The Power Five conferences approved 11 measures in 35 minutes this past week at the annual NCAA convention in Indianapolis. Four of these measures are significant wins for student-athletes. They include mandatory time off for basketball players around Christmas time, extended health benefits for former student-athletes, more money for student hosts, and allowing hockey players to contact agents while retaining eligibility. Often tone-deaf regarding moves that would benefit its student-athletes, these changes, in combination with potential transfer alterations, show a slow movement towards greater athlete empowerment.

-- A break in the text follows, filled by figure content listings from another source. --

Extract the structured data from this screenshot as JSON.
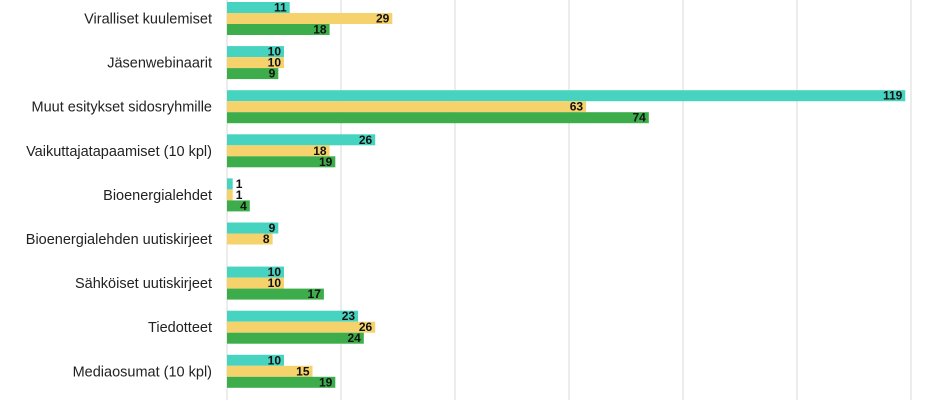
{
  "chart_data": {
    "type": "bar",
    "orientation": "horizontal",
    "categories": [
      "Viralliset kuulemiset",
      "Jäsenwebinaarit",
      "Muut esitykset sidosryhmille",
      "Vaikuttajatapaamiset (10 kpl)",
      "Bioenergialehdet",
      "Bioenergialehden uutiskirjeet",
      "Sähköiset uutiskirjeet",
      "Tiedotteet",
      "Mediaosumat (10 kpl)"
    ],
    "series": [
      {
        "color": "#46d3c0",
        "values": [
          11,
          10,
          119,
          26,
          1,
          9,
          10,
          23,
          10
        ]
      },
      {
        "color": "#f5d26b",
        "values": [
          29,
          10,
          63,
          18,
          1,
          8,
          10,
          26,
          15
        ]
      },
      {
        "color": "#3cad4a",
        "values": [
          18,
          9,
          74,
          19,
          4,
          null,
          17,
          24,
          19
        ]
      }
    ],
    "xlim": [
      0,
      120
    ],
    "grid": true,
    "legend": "none",
    "title": "",
    "xlabel": "",
    "ylabel": ""
  }
}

With that said, expecting these measures to trickle-down to other leagues and divisions might be wishful thinking. Extending medical coverage for former student-athletes can be a very costly proposition; one that perhaps is less of an issue for Power Five schools but could prove too expensive for smaller institutions. On a smaller scale but still fiscally-related, the per-diems for student hosts nearly doubled from $40 to $75. This won’t break the bank for college athletic departments but still is on-trend in terms of working with undergraduates regarding their concerns and desires while increasing budgetary spending.

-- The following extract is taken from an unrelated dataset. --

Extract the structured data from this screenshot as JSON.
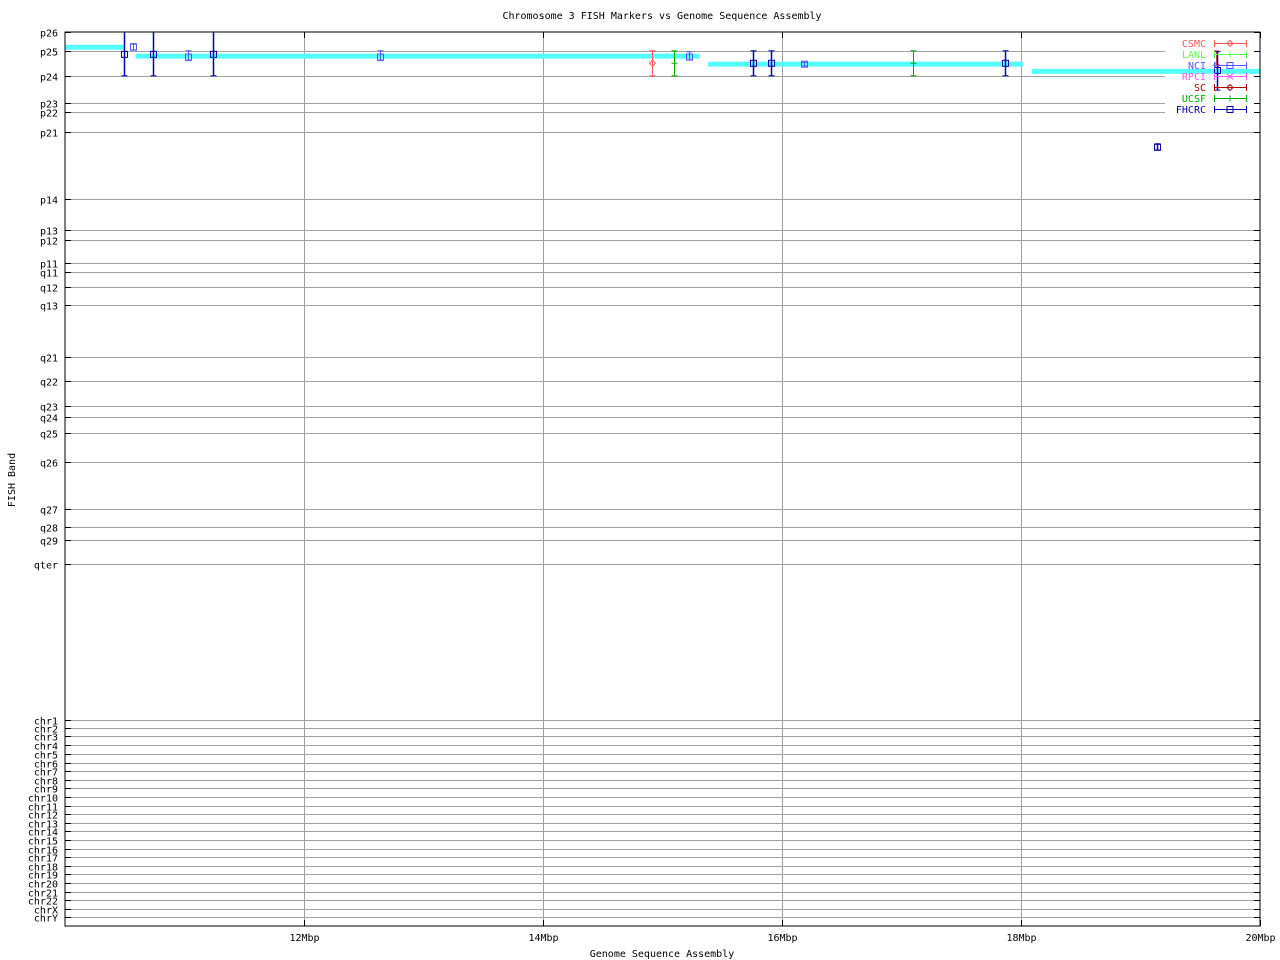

With these moves, the Power Five further establishes itself as the foremost destination for student-athletes. Furthermore, the Power Five has shown it is willing to make moves that other institutions with smaller budgets can’t comfortably follow. Could player payment exclusive to Power Five conferences be on the table?
Such a move would potentially decimate non-Power Five recruiting, especially when combined with transfer changes that would allow for immediate eligibility. Adding exclusivity of payment to the already formidable allure of Power Five media exposure, facilities, and proximity to the pros would make nearly any mid-major student-athlete change his colors, resulting in rampant tampering and dirty recruiting.
As many in AD circles know, the payment discussion is not far-fetched. To wit, Power Five conferences have approved distributing stipends often in excess of $3,500 for full-scholarship athletes. Furthermore, South Carolina state Senator Marlon Kimpson has proposed a bill mandating a larger, mandatory payment for student-athletes at the University of South Carolina and Clemson University. If South Carolina enacted such a policy (which would be tricky considering current NCAA regulations but is not unforeseeable in the future), it could lead to a domino effect throughout the Power Five schools but would be a tough financial squeeze for smaller programs.
The Power Five continues to distinguish itself from its peers through policymaking that benefits student-athletes and is only possible thanks to its substantial financial superiority. Already a destination for recruits, adding player payment, which is more feasible at a Power Five school than anywhere else, would cause a sea change in the balance of college athletics and elevate P5 conferences to an unreachable level.